6°) donner son avis sur le point de savoir si le ou les manquements du centre hospitalier éventuellement constatés ont fait perdre à Mme K et à la petite A une chance sérieuse de guérison des lésions dont elles étaient ou seraient atteintes ; donner son avis sur l'ampleur (pourcentage) de la chance perdue par Mme K et la petite A de voir leur état de santé s'améliorer ou d'éviter de le voir se dégrader en raison de ces manquements ; en cas de manquements multiples, indiquer la part imputable à chacun de ces manquements ;

7°) dire si l'état de Mme K a entraîné une incapacité permanente partielle résultant de troubles physiologiques ou psychologiques et en préciser les dates de début et de fin, ainsi que le ou les taux ;

8°) indiquer à quelle date l'état de Mme K peut être considéré comme consolidé ; préciser s'il subsiste une incapacité permanente partielle et, dans l'affirmative, en fixer le taux, en distinguant la part imputable aux manquements éventuellement constatés de celle ayant pour origine toute autre cause ou pathologie, eu égard notamment aux antécédents médicaux de l'intéressée ; dans le cas où cet état ne serait pas encore consolidé, indiquer, si dès à présent, une incapacité permanente partielle est prévisible et en évaluer l'importance ;

9°) dire si l'état de Mme K est susceptible de modification en amélioration ou en aggravation ; dans l'affirmative, fournir toutes précisions utiles sur cette évolution, sur son degré de probabilité et dans le cas où un nouvel examen serait nécessaire, mentionner dans quel délai ;

10°) donner son avis sur l'existence éventuelle de préjudices annexes (souffrances endurées, préjudice esthétique, préjudice d'agrément spécifique, préjudice psychologique, préjudice sexuel) et le cas échéant, en évaluer l'importance, en distinguant la part imputable aux manquements éventuellement constatés de celle ayant pour origine toute autre cause ou pathologie, eu égard, notamment aux antécédents médicaux de Mme K ainsi que sur les préjudices de la petite A ;

11°) donner son avis sur la répercussion de l'incapacité médicalement constatée sur la vie professionnelle et personnelle de Mme K ;

12°) apporter, d'une manière générale, tous éléments qui seraient utiles à la solution du litige par la juridiction éventuellement saisie.

Article 2 : Les opérations d'expertise auront lieu contradictoirement entre, d'une part,

Mme K, M. I et la caisse de mutualité sociale agricole Beauce Cœur de Loire et, d'autre part, le centre hospitalier régional d'Orléans.

Article 3 : Les experts accompliront leur mission dans les conditions prévues aux articles R. 621-2 à R. 621-14 du code de justice administrative. Ils ne pourront recourir à un sapiteur sans l'autorisation préalable du président du tribunal administratif.

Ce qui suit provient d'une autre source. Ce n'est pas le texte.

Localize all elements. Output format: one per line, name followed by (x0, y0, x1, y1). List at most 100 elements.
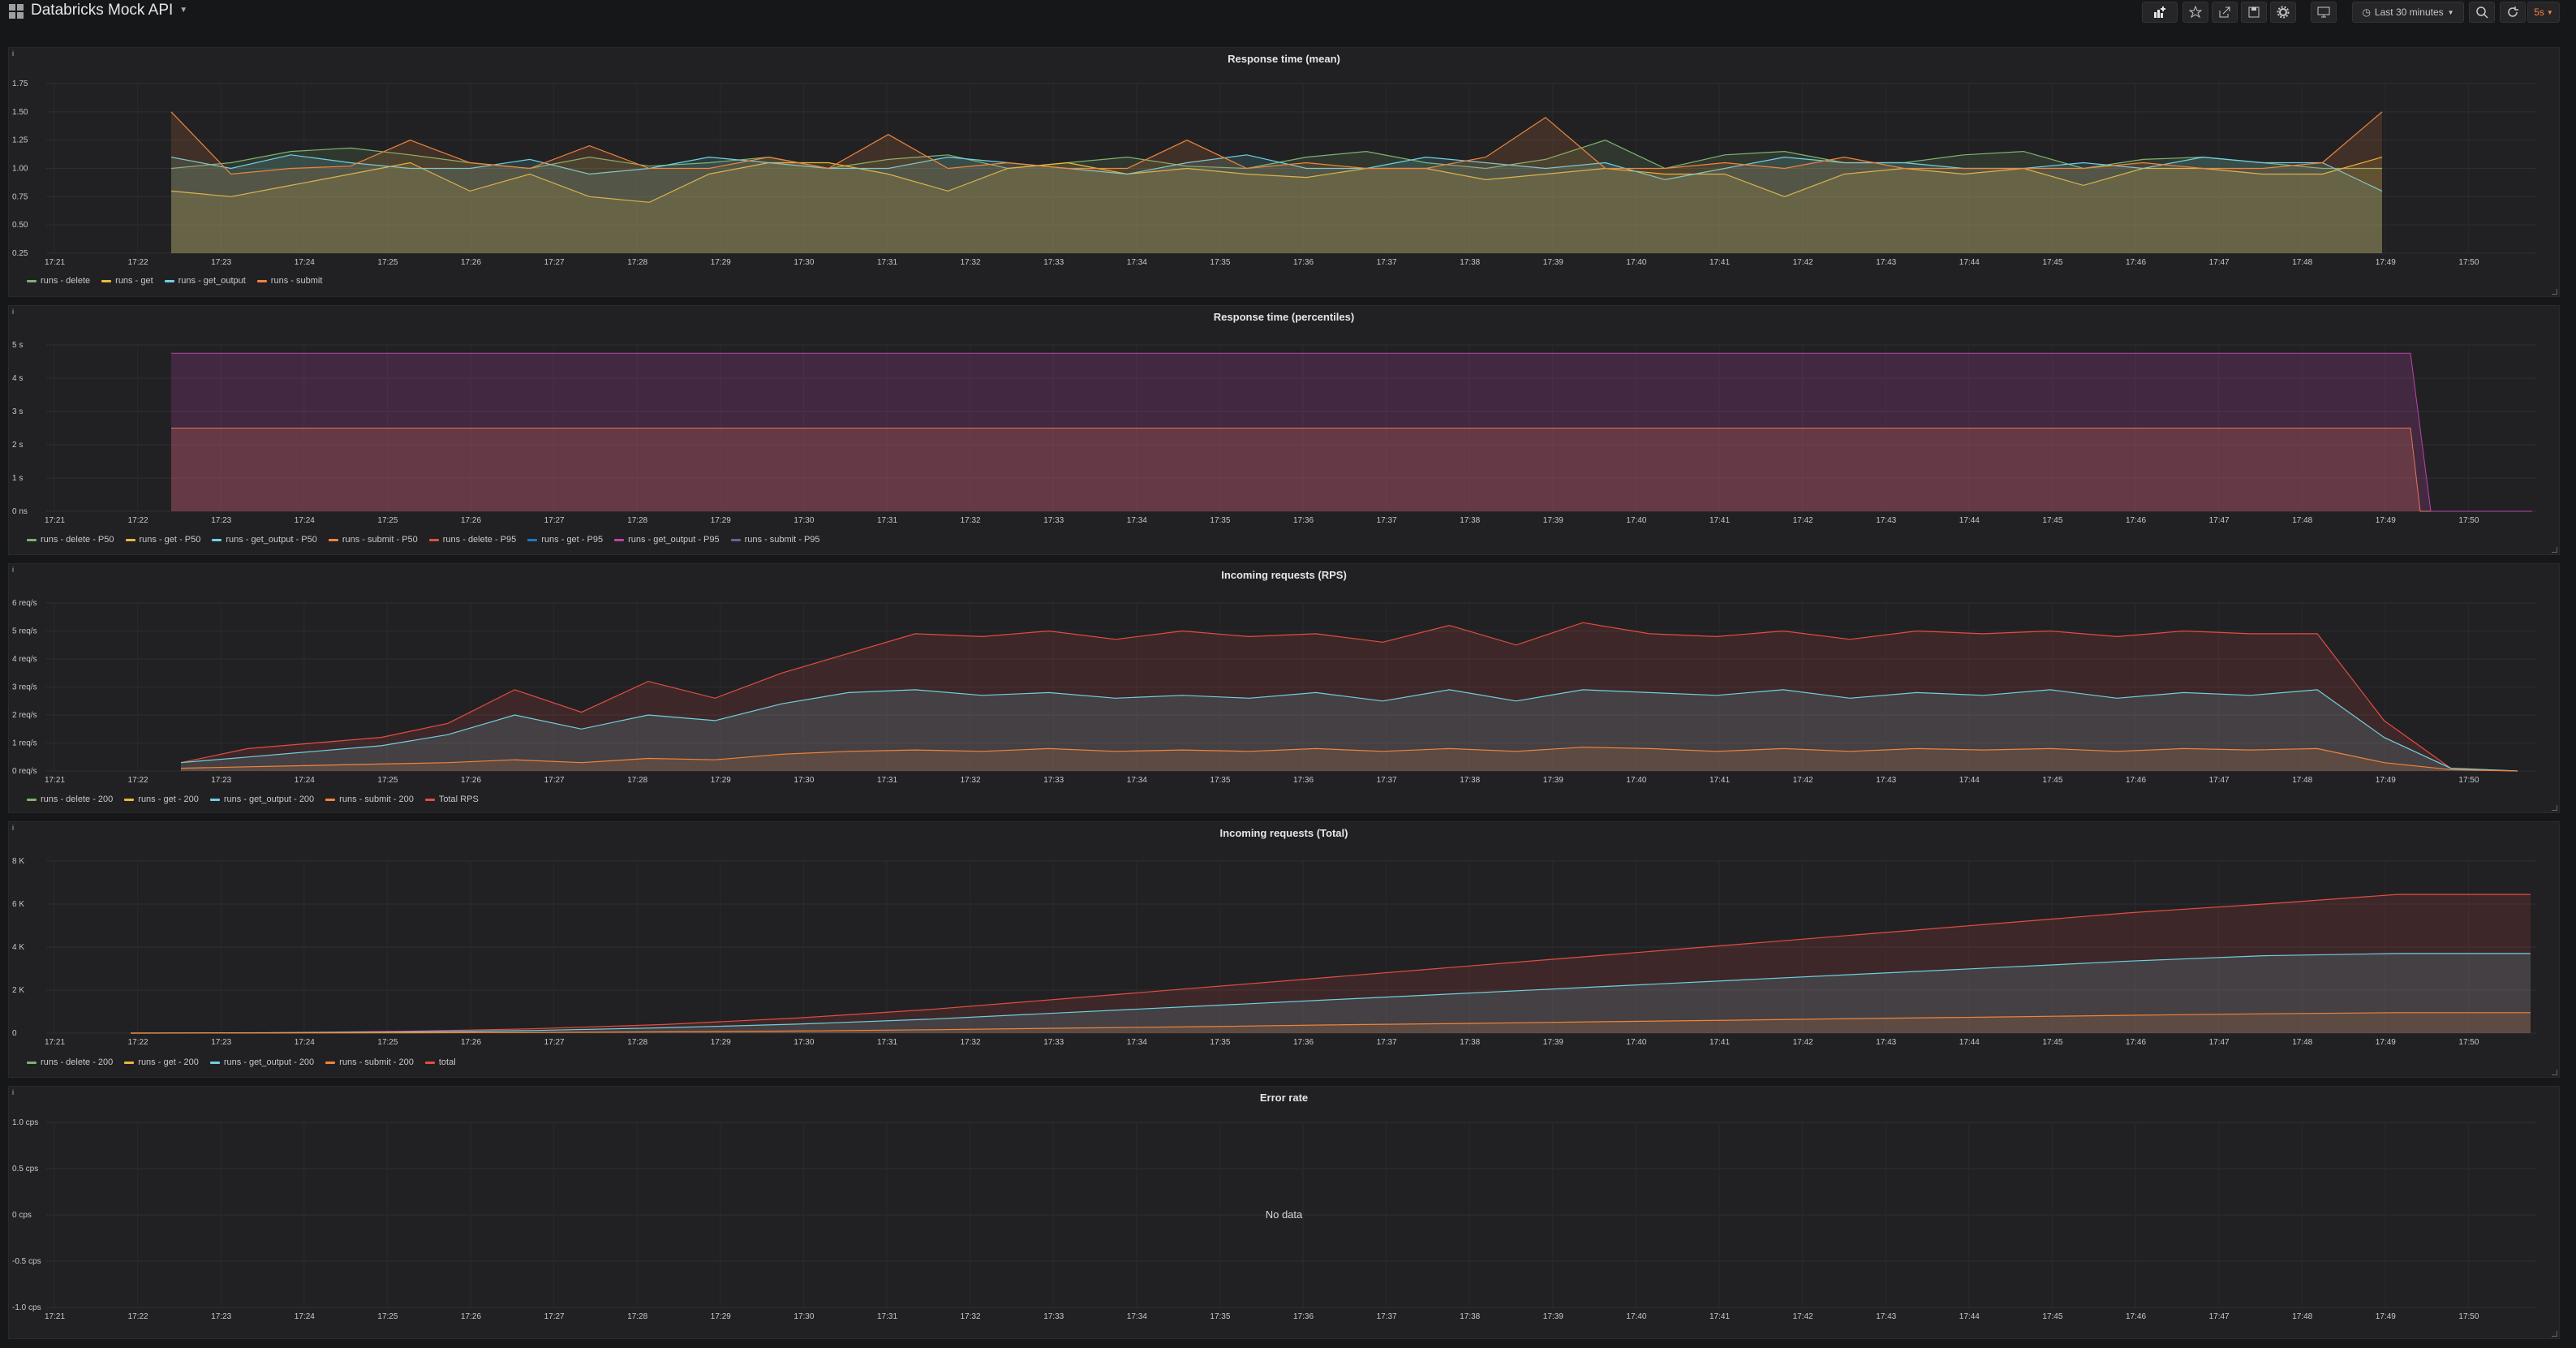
legend-item[interactable]: runs - get_output - 200 (209, 795, 314, 804)
x-tick-label: 17:50 (2458, 258, 2479, 267)
legend-item[interactable]: runs - submit - 200 (325, 795, 414, 804)
legend-label: runs - delete - 200 (41, 795, 114, 804)
x-tick-label: 17:34 (1127, 1038, 1147, 1047)
legend-swatch (614, 538, 625, 541)
graph-canvas[interactable]: 6 req/s 5 req/s 4 req/s 3 req/s 2 req/s 1 req… (9, 564, 2561, 814)
panel-2[interactable]: i Incoming requests (RPS) 6 req/s 5 req/s 4 … (8, 563, 2560, 813)
legend-item[interactable]: Total RPS (424, 795, 479, 804)
series-line (170, 157, 2383, 203)
legend-item[interactable]: runs - get - P50 (125, 535, 200, 545)
info-icon[interactable]: i (12, 308, 14, 316)
x-tick-label: 17:49 (2376, 776, 2396, 785)
panel-3[interactable]: i Incoming requests (Total) 8 K 6 K 4 K 2 K 0 1… (8, 821, 2560, 1078)
legend-label: runs - submit - 200 (339, 795, 414, 804)
legend-item[interactable]: runs - get_output - P95 (614, 535, 720, 545)
x-tick-label: 17:21 (45, 1038, 65, 1047)
refresh-interval-picker[interactable]: 5s ▼ (2527, 2, 2560, 23)
x-tick-label: 17:35 (1210, 776, 1230, 785)
y-tick-label: 1.0 cps (12, 1118, 38, 1127)
graph-canvas[interactable]: 1.75 1.50 1.25 1.00 0.75 0.50 0.25 17:21 17:22 17… (9, 48, 2561, 298)
add-panel-button[interactable] (2142, 2, 2178, 23)
resize-handle[interactable] (2552, 289, 2557, 295)
graph-canvas[interactable]: 8 K 6 K 4 K 2 K 0 17:21 17:22 17:23 17:24 17:25 17… (9, 822, 2561, 1079)
legend-item[interactable]: total (424, 1057, 456, 1067)
legend-item[interactable]: runs - delete - P95 (428, 535, 516, 545)
legend-item[interactable]: runs - submit - P50 (328, 535, 418, 545)
info-icon[interactable]: i (12, 566, 14, 574)
refresh-button[interactable] (2500, 2, 2526, 23)
legend-item[interactable]: runs - submit (256, 276, 322, 286)
legend-item[interactable]: runs - delete - 200 (27, 795, 113, 804)
panel-legend: runs - delete runs - get runs - get_output… (27, 276, 322, 286)
x-tick-label: 17:33 (1043, 516, 1064, 525)
x-tick-label: 17:41 (1709, 1312, 1730, 1321)
panel-title[interactable]: Response time (percentiles) (1213, 311, 1355, 323)
legend-item[interactable]: runs - delete - 200 (27, 1057, 113, 1067)
y-tick-label: 1.00 (12, 165, 28, 174)
x-tick-label: 17:44 (1959, 258, 1980, 267)
y-tick-label: 4 K (12, 943, 24, 952)
y-tick-label: 5 s (12, 341, 23, 350)
share-icon (2219, 6, 2230, 18)
save-button[interactable] (2241, 2, 2267, 23)
tv-mode-button[interactable] (2311, 2, 2337, 23)
graph-canvas[interactable]: 1.0 cps 0.5 cps 0 cps -0.5 cps -1.0 cps 17:21… (9, 1087, 2561, 1340)
x-tick-label: 17:25 (377, 1312, 398, 1321)
graph-canvas[interactable]: 5 s 4 s 3 s 2 s 1 s 0 ns 17:21 17:22 17:23 17:24 1… (9, 306, 2561, 556)
info-icon[interactable]: i (12, 1088, 14, 1096)
legend-swatch (325, 798, 336, 801)
panel-title[interactable]: Incoming requests (Total) (1219, 827, 1348, 839)
x-tick-label: 17:27 (544, 776, 565, 785)
resize-handle[interactable] (2552, 805, 2557, 811)
panel-title[interactable]: Error rate (1259, 1092, 1309, 1104)
x-tick-label: 17:37 (1377, 776, 1397, 785)
x-tick-label: 17:49 (2376, 516, 2396, 525)
x-tick-label: 17:35 (1210, 516, 1230, 525)
y-tick-label: 0 (12, 1029, 17, 1038)
star-button[interactable] (2183, 2, 2208, 23)
legend-item[interactable]: runs - get - 200 (124, 1057, 199, 1067)
dashboard-title-text: Databricks Mock API (31, 2, 174, 19)
legend-item[interactable]: runs - submit - P95 (730, 535, 820, 545)
legend-item[interactable]: runs - delete (27, 276, 90, 286)
legend-item[interactable]: runs - get_output - 200 (209, 1057, 314, 1067)
legend-item[interactable]: runs - get - 200 (124, 795, 199, 804)
y-tick-label: 0.5 cps (12, 1165, 38, 1174)
legend-item[interactable]: runs - delete - P50 (27, 535, 114, 545)
y-tick-label: 5 req/s (12, 627, 37, 636)
resize-handle[interactable] (2552, 1331, 2557, 1337)
legend-item[interactable]: runs - get_output (164, 276, 246, 286)
resize-handle[interactable] (2552, 547, 2557, 553)
legend-item[interactable]: runs - get - P95 (527, 535, 603, 545)
legend-item[interactable]: runs - submit - 200 (325, 1057, 414, 1067)
info-icon[interactable]: i (12, 824, 14, 832)
time-range-picker[interactable]: ◷ Last 30 minutes ▼ (2352, 2, 2464, 23)
x-tick-label: 17:49 (2376, 258, 2396, 267)
x-tick-label: 17:26 (461, 516, 481, 525)
x-tick-label: 17:27 (544, 258, 565, 267)
panel-0[interactable]: i Response time (mean) 1.75 1.50 1.25 1.00 0.7… (8, 47, 2560, 297)
share-button[interactable] (2212, 2, 2238, 23)
legend-item[interactable]: runs - get_output - P50 (212, 535, 317, 545)
x-tick-label: 17:31 (877, 516, 897, 525)
dashboard-title[interactable]: Databricks Mock API ▼ (31, 2, 187, 19)
series-line (130, 953, 2531, 1034)
resize-handle[interactable] (2552, 1070, 2557, 1075)
legend-item[interactable]: runs - get (101, 276, 153, 286)
series-line (171, 352, 2532, 512)
panel-legend: runs - delete - 200 runs - get - 200 runs … (27, 1057, 456, 1067)
x-tick-label: 17:37 (1377, 1312, 1397, 1321)
zoom-out-button[interactable] (2469, 2, 2495, 23)
y-tick-label: 8 K (12, 857, 24, 866)
dashboard-grid-icon[interactable] (8, 3, 24, 19)
panel-title[interactable]: Incoming requests (RPS) (1221, 569, 1347, 581)
settings-button[interactable] (2270, 2, 2296, 23)
panel-1[interactable]: i Response time (percentiles) 5 s 4 s 3 s 2 s… (8, 305, 2560, 555)
x-tick-label: 17:48 (2292, 516, 2312, 525)
no-data-message: No data (1265, 1208, 1303, 1221)
x-tick-label: 17:40 (1626, 1312, 1646, 1321)
x-tick-label: 17:46 (2126, 776, 2146, 785)
info-icon[interactable]: i (12, 50, 14, 58)
panel-4[interactable]: i Error rate 1.0 cps 0.5 cps 0 cps -0.5 cps -1… (8, 1086, 2560, 1339)
panel-title[interactable]: Response time (mean) (1228, 53, 1340, 65)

Article 4 : Préalablement à toute opération, les experts prêteront serment dans les formes prévues à l'article R. 621-3 du code de justice administrative.

Article 5 : Les experts avertiront les parties conformément aux dispositions de l'article R. 621-7 du code de justice administrative.

Article 6 : Les experts déposeront leur rapport définitif au greffe en deux exemplaires avant le 31 décembre 2022. Des copies seront notifiées par l'expert aux parties intéressées. Avec leur accord, cette notification pourra s'opérer sous forme électronique. Les experts justifieront auprès du tribunal de la date de réception de leur rapport par les parties.

Article 7 : Les frais et honoraires de l'expertise seront mis à la charge de la ou des parties désignées dans l'ordonnance par laquelle le président du tribunal liquidera et taxera ces frais et honoraires.

Article 8 : Le surplus des conclusions de la requête de Mme K et de M. I et les conclusions du centre hospitalier régional d'Orléans sont rejetés.

Article 9 : La présente ordonnance sera notifiée à Mme D K et M. B I, à la caisse de mutualité sociale agricole Beauce Cœur de Loire, au centre hospitalier régional d'Orléans et aux experts.

Fait à Orléans, le 19 juillet 2022.

Le juge des référés,

Jean-Michel G

La République mande et ordonne au ministre de la santé et de la prévention en ce qui le concerne ou à tous commissaires de justice à ce requis en ce qui concerne les voies de droit commun contre les parties privées de pourvoir à l'exécution de la présente décision.